The stored energy can be released in the liquid form, which provides necessary fuel as well. The goal is to create a setup in which charging can be completed at the same time required for refueling a petrol vehicle. Right now, the charging time ranges from 30 minutes to a few hours. The results were published in an article titled, “Highly reduced and protonated aqueous solutions of [P2W18O62]6- for on-demand hydrogen generation and energy storage.” Paper co-author and University of Glasgow Chemistry Chair Professor Leroy Cronin talked about the research and said, “For future renewables to be effective high capacity and flexible energy storage systems are needed to smooth out the peaks and troughs in supply.
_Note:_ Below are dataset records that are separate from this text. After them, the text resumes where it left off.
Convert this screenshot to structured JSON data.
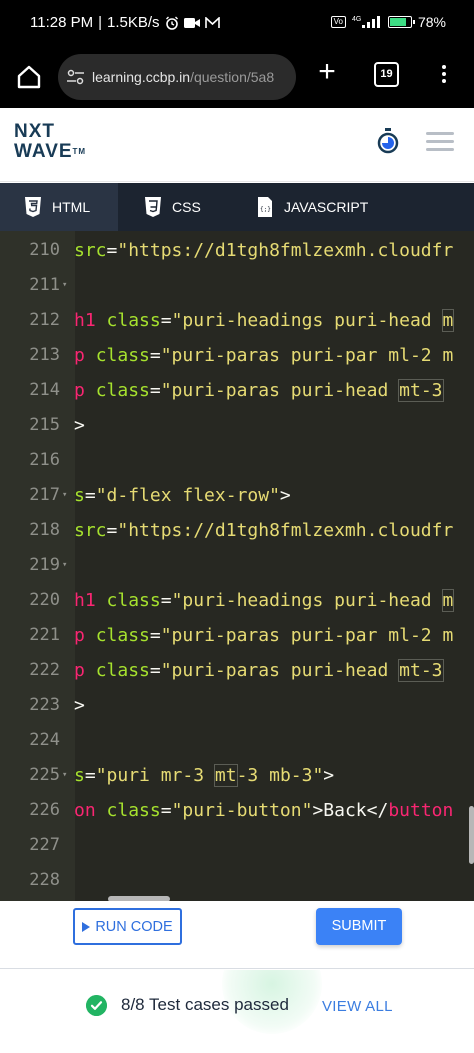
{
  "status_bar": {
    "time": "11:28 PM",
    "speed": "1.5KB/s",
    "separator": "|",
    "network": "4G",
    "battery": "78%",
    "battery_level": 0.78,
    "icons": [
      "alarm-icon",
      "video-icon",
      "mail-icon",
      "volte-icon",
      "signal-icon",
      "battery-icon"
    ]
  },
  "browser": {
    "url_host": "learning.ccbp.in",
    "url_path": "/question/5a8",
    "tab_count": "19"
  },
  "app": {
    "logo_line1": "NXT",
    "logo_line2": "WAVE",
    "logo_tm": "TM",
    "brand_color": "#183b56"
  },
  "tabs": [
    {
      "label": "HTML",
      "active": true
    },
    {
      "label": "CSS",
      "active": false
    },
    {
      "label": "JAVASCRIPT",
      "active": false
    }
  ],
  "editor": {
    "lines": [
      {
        "num": "210",
        "fold": "",
        "tokens": [
          [
            "attr",
            "src"
          ],
          [
            "txt",
            "="
          ],
          [
            "str",
            "\"https://d1tgh8fmlzexmh.cloudfr"
          ]
        ]
      },
      {
        "num": "211",
        "fold": "▾",
        "tokens": []
      },
      {
        "num": "212",
        "fold": "",
        "tokens": [
          [
            "tag",
            "h1"
          ],
          [
            "txt",
            " "
          ],
          [
            "attr",
            "class"
          ],
          [
            "txt",
            "="
          ],
          [
            "str",
            "\"puri-headings puri-head "
          ],
          [
            "str",
            "m"
          ]
        ]
      },
      {
        "num": "213",
        "fold": "",
        "tokens": [
          [
            "tag",
            "p"
          ],
          [
            "txt",
            " "
          ],
          [
            "attr",
            "class"
          ],
          [
            "txt",
            "="
          ],
          [
            "str",
            "\"puri-paras puri-par ml-2 m"
          ]
        ]
      },
      {
        "num": "214",
        "fold": "",
        "tokens": [
          [
            "tag",
            "p"
          ],
          [
            "txt",
            " "
          ],
          [
            "attr",
            "class"
          ],
          [
            "txt",
            "="
          ],
          [
            "str",
            "\"puri-paras puri-head "
          ],
          [
            "str",
            "mt-3"
          ]
        ]
      },
      {
        "num": "215",
        "fold": "",
        "tokens": [
          [
            "txt",
            ">"
          ]
        ]
      },
      {
        "num": "216",
        "fold": "",
        "tokens": []
      },
      {
        "num": "217",
        "fold": "▾",
        "tokens": [
          [
            "attr",
            "s"
          ],
          [
            "txt",
            "="
          ],
          [
            "str",
            "\"d-flex flex-row\""
          ],
          [
            "txt",
            ">"
          ]
        ]
      },
      {
        "num": "218",
        "fold": "",
        "tokens": [
          [
            "attr",
            "src"
          ],
          [
            "txt",
            "="
          ],
          [
            "str",
            "\"https://d1tgh8fmlzexmh.cloudfr"
          ]
        ]
      },
      {
        "num": "219",
        "fold": "▾",
        "tokens": []
      },
      {
        "num": "220",
        "fold": "",
        "tokens": [
          [
            "tag",
            "h1"
          ],
          [
            "txt",
            " "
          ],
          [
            "attr",
            "class"
          ],
          [
            "txt",
            "="
          ],
          [
            "str",
            "\"puri-headings puri-head "
          ],
          [
            "str",
            "m"
          ]
        ]
      },
      {
        "num": "221",
        "fold": "",
        "tokens": [
          [
            "tag",
            "p"
          ],
          [
            "txt",
            " "
          ],
          [
            "attr",
            "class"
          ],
          [
            "txt",
            "="
          ],
          [
            "str",
            "\"puri-paras puri-par ml-2 m"
          ]
        ]
      },
      {
        "num": "222",
        "fold": "",
        "tokens": [
          [
            "tag",
            "p"
          ],
          [
            "txt",
            " "
          ],
          [
            "attr",
            "class"
          ],
          [
            "txt",
            "="
          ],
          [
            "str",
            "\"puri-paras puri-head "
          ],
          [
            "str",
            "mt-3"
          ]
        ]
      },
      {
        "num": "223",
        "fold": "",
        "tokens": [
          [
            "txt",
            ">"
          ]
        ]
      },
      {
        "num": "224",
        "fold": "",
        "tokens": []
      },
      {
        "num": "225",
        "fold": "▾",
        "tokens": [
          [
            "attr",
            "s"
          ],
          [
            "txt",
            "="
          ],
          [
            "str",
            "\"puri mr-3 "
          ],
          [
            "str",
            "mt"
          ],
          [
            "str",
            "-3 mb-3\""
          ],
          [
            "txt",
            ">"
          ]
        ]
      },
      {
        "num": "226",
        "fold": "",
        "tokens": [
          [
            "tag",
            "on"
          ],
          [
            "txt",
            " "
          ],
          [
            "attr",
            "class"
          ],
          [
            "txt",
            "="
          ],
          [
            "str",
            "\"puri-button\""
          ],
          [
            "txt",
            ">Back</"
          ],
          [
            "tag",
            "button"
          ]
        ]
      },
      {
        "num": "227",
        "fold": "",
        "tokens": []
      },
      {
        "num": "228",
        "fold": "",
        "tokens": []
      }
    ]
  },
  "actions": {
    "run_label": "RUN CODE",
    "submit_label": "SUBMIT"
  },
  "result": {
    "text": "8/8 Test cases passed",
    "view_all": "VIEW ALL"
  }
}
Our approach will provide a new route to do this electrochemically.”
Bloomberg European Equities Director, Tom Lavell, said that a partnership between Volkswagen, BMW, Mercedes, and Ford was announced in summer 2017 to develop a robust fast-charging network throughout Europe. He said, “The partnership … aims to establish ‘thousands’ of stations along European highways by 2020, the automakers said … The rare broad-based cooperation shows the strains on carmakers as they invest billions of dollars to develop battery-powered vehicles to comply with tighter environmental regulations. Buyers have so far shown little interest in the models because of limited driving range, the time needed for recharging and the high price of vehicles.”
Electric car manufacturers have the task of educating the public about the benefits of using electric cars as well as engaging in an ambitious research and development effort. Such innovations are helping to provide a solution that doesn’t cost too much to the manufacturers as well.